Necessary, Not Evil. WaPo Editorial
The case against TARP-bashing
The Washington Post, Friday, February 27, 2009; Page A16
Is President Obama a TARP-basher? He sounded like one on Tuesday, telling Congress that he had been "infuriated" by the Troubled Assets Relief Program's "mismanagement and the results that followed" under the Bush administration. He promised that, on his watch, banks "will have to clearly demonstrate how taxpayer dollars result in more lending for the American taxpayer" and won't be allowed to pad bonuses or redecorate their corner offices.

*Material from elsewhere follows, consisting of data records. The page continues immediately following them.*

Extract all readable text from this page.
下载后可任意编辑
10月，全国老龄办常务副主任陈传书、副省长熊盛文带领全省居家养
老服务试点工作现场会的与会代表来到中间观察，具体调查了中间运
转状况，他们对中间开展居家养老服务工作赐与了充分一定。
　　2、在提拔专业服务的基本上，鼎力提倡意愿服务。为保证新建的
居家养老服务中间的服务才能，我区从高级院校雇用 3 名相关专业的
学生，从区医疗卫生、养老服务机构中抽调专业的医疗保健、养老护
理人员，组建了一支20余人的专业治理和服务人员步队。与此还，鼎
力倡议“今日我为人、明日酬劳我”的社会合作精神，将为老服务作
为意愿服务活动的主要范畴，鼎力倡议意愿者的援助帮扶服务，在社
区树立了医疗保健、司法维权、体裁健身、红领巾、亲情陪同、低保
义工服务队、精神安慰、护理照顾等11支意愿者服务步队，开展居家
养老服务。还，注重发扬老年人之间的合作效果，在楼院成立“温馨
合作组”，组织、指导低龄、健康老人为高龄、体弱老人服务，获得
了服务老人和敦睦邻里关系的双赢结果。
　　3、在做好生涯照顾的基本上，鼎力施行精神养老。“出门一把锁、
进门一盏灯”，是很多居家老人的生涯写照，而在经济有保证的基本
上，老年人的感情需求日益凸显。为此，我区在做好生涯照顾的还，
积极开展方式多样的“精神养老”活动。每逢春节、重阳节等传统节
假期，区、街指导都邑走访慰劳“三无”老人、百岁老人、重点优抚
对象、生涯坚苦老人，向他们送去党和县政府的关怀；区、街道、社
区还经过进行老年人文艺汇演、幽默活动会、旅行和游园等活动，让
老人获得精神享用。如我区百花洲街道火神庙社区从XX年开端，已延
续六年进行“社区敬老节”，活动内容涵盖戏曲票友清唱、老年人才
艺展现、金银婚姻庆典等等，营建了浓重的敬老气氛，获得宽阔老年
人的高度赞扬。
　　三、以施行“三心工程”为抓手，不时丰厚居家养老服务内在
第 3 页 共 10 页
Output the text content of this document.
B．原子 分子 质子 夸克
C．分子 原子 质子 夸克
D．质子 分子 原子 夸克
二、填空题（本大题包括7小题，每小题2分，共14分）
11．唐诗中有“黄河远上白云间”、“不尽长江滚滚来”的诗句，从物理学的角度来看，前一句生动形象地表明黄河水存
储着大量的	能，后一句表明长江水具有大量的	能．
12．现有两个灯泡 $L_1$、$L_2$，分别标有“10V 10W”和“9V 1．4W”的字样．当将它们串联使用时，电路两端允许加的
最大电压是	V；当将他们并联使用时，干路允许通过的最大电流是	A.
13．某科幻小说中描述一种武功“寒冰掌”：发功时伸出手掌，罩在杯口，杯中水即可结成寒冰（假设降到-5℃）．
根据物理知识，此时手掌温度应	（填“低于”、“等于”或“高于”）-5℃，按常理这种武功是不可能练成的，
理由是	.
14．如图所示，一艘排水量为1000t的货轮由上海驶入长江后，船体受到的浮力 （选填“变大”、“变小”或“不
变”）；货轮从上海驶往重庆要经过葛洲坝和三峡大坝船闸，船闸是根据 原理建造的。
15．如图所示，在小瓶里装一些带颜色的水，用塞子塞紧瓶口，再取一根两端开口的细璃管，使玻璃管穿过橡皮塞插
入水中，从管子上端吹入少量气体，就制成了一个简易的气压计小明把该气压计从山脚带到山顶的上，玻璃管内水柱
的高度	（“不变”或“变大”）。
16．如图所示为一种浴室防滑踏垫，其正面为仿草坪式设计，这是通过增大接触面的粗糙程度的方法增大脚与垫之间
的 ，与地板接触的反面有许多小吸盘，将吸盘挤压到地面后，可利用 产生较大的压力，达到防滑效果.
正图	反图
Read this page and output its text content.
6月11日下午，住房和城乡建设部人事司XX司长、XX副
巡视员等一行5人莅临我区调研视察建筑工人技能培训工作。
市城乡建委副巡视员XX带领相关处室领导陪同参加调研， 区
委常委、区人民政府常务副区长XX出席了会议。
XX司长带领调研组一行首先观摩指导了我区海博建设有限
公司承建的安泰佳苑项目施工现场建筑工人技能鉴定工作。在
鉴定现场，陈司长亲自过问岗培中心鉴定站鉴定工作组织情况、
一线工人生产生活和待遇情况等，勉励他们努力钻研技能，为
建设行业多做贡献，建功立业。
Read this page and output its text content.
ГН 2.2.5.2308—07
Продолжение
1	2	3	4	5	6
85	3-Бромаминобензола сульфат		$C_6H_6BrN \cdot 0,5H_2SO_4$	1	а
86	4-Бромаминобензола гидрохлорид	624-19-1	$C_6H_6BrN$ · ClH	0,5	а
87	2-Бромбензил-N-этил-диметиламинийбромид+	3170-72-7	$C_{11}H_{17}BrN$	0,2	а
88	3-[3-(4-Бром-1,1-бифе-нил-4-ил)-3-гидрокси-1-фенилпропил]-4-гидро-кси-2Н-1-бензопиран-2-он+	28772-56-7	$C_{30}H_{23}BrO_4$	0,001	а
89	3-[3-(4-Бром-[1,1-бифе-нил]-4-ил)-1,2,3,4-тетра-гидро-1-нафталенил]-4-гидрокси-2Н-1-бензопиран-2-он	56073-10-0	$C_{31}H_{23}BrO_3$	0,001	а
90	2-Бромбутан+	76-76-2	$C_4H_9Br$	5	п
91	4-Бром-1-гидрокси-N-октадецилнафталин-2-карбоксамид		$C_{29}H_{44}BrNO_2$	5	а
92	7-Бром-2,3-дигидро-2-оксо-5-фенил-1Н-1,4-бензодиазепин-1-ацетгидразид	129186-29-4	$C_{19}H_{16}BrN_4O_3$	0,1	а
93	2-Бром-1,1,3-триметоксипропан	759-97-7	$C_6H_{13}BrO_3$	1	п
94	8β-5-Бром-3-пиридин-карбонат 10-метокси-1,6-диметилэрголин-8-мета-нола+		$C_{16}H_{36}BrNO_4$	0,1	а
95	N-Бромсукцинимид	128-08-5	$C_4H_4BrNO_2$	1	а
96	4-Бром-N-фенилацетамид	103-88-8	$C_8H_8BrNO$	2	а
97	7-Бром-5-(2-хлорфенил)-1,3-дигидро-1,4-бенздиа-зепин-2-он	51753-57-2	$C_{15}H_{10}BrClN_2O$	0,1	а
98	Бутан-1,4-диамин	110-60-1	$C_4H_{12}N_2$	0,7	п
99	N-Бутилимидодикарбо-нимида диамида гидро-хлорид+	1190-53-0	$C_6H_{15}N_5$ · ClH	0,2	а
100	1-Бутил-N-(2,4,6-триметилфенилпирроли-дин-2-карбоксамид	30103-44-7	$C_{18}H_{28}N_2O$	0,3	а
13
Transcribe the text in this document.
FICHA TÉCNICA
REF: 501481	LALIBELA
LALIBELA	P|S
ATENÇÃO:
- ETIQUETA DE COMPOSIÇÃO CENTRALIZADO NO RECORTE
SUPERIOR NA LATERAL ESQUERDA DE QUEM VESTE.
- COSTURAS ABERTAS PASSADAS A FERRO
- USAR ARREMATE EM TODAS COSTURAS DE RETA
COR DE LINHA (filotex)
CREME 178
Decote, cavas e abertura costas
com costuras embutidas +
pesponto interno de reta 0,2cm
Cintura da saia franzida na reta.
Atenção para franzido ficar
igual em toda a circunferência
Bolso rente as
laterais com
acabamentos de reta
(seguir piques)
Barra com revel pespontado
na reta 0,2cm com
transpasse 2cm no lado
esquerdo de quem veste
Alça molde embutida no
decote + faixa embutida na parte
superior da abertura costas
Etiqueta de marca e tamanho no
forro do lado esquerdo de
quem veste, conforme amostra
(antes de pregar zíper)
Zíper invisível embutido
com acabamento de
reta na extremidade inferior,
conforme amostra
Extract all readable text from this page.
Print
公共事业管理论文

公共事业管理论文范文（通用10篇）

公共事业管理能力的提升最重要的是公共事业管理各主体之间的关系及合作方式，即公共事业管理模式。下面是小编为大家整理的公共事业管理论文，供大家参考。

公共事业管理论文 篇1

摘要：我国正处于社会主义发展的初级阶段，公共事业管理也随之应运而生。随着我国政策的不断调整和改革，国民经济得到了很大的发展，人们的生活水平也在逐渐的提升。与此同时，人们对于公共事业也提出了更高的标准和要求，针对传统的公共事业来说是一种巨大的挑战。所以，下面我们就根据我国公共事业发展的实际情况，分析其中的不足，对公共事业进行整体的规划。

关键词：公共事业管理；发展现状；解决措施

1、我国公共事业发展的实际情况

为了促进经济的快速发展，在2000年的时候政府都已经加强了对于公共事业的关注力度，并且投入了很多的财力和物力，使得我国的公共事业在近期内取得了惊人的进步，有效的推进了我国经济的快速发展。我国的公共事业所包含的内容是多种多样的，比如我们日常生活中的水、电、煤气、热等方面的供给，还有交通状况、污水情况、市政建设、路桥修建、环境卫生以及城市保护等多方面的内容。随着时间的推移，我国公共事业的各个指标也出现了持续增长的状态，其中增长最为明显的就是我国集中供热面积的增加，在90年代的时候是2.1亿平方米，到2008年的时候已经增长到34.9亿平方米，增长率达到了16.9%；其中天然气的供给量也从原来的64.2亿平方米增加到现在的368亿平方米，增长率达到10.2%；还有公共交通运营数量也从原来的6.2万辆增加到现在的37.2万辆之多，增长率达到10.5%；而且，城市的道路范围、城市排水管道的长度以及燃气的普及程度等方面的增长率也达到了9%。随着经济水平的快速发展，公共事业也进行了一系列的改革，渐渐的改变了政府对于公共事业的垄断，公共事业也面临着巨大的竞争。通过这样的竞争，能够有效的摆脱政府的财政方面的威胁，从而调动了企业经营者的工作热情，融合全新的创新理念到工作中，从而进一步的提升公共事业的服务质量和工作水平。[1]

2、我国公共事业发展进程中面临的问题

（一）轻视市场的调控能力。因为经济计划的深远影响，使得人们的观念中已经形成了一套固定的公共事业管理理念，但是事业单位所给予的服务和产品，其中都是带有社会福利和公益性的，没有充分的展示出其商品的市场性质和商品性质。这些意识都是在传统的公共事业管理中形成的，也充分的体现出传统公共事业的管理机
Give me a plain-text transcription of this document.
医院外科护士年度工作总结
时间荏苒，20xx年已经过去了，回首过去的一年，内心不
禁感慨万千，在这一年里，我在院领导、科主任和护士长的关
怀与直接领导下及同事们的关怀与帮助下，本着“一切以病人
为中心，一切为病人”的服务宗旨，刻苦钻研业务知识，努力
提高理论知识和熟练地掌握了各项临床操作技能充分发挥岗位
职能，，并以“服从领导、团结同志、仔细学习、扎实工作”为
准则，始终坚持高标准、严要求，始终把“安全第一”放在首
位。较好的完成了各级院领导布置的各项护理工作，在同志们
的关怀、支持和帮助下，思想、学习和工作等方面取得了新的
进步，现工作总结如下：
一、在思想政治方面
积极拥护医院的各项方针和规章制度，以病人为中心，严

In some well-publicized cases, TARP recipients have behaved in the style to which the boom had accustomed them. The latest example was Northern Trust, a recipient of $1.6 billion in TARP funds, which flew hundreds of employees and clients to a Southern California golf tournament. More substantively, TARP's congressional oversight panel accuses the program of overpaying for its stakes in the banks by $78 billion. And then there are those who want to know why government capital did not trigger an immediate burst of lending. "Start loaning the money that we gave you. Get it on the street!" Rep. Michael E. Capuano (D-Mass.) ordered bankers at a recent House committee hearing.
The total TARP pot is $700 billion. So far, $281 billion has gone to prop up banks and insurance giant AIG. General Motors and Chrysler got $24.8 billion; $50 billion has been allocated for Mr. Obama's homeowner support plan and $100 billion to help the Federal Reserve provide liquidity to credit markets. Every nickel spent on undeserved perks is galling, but, as a percentage of the bailout, blatant corporate excess probably accounts for very little.
Undoubtedly the government paid more for shares in banks than private investors would have, thus conferring a huge subsidy. But that was the point. Last fall, when the Bush administration announced TARP, the financial sector was melting down. Private investors were spooked; there was no time for the government to haggle. The resulting subsidy should be seen not as a rip-off but as the cost of a valuable public good: economic stability.
There are two sides to the lending story as well. Yes, some banks are using the funds to shore up their balance sheets. But they are being pressed by regulators to avoid excessive credit risk -- which is what brought on this crisis. There is much debate as to precisely how lending changed after TARP. Analyst Richard Bove of Rochdale Securities LLC found that lending by the 13 largest TARP recipients went up 4.7 percent between the third and fourth quarters of 2008.
A fair assessment of TARP and its results is important because Mr. Obama himself will soon be seeking additional funds for bank capitalization. What's interesting is that his plan does not require banks to increase lending per se, as he implied in his speech, but to show that they are lending more than they would have without government aid. That is, the details of his policy are more nuanced than his rhetoric. Indeed, once his populist riff was over, the president reminded Congress that fixing the banks, though unpopular, is a precondition of economic recovery. "In a time of crisis, we cannot afford to govern out of anger or yield to the politics of the moment," he said. Sound advice.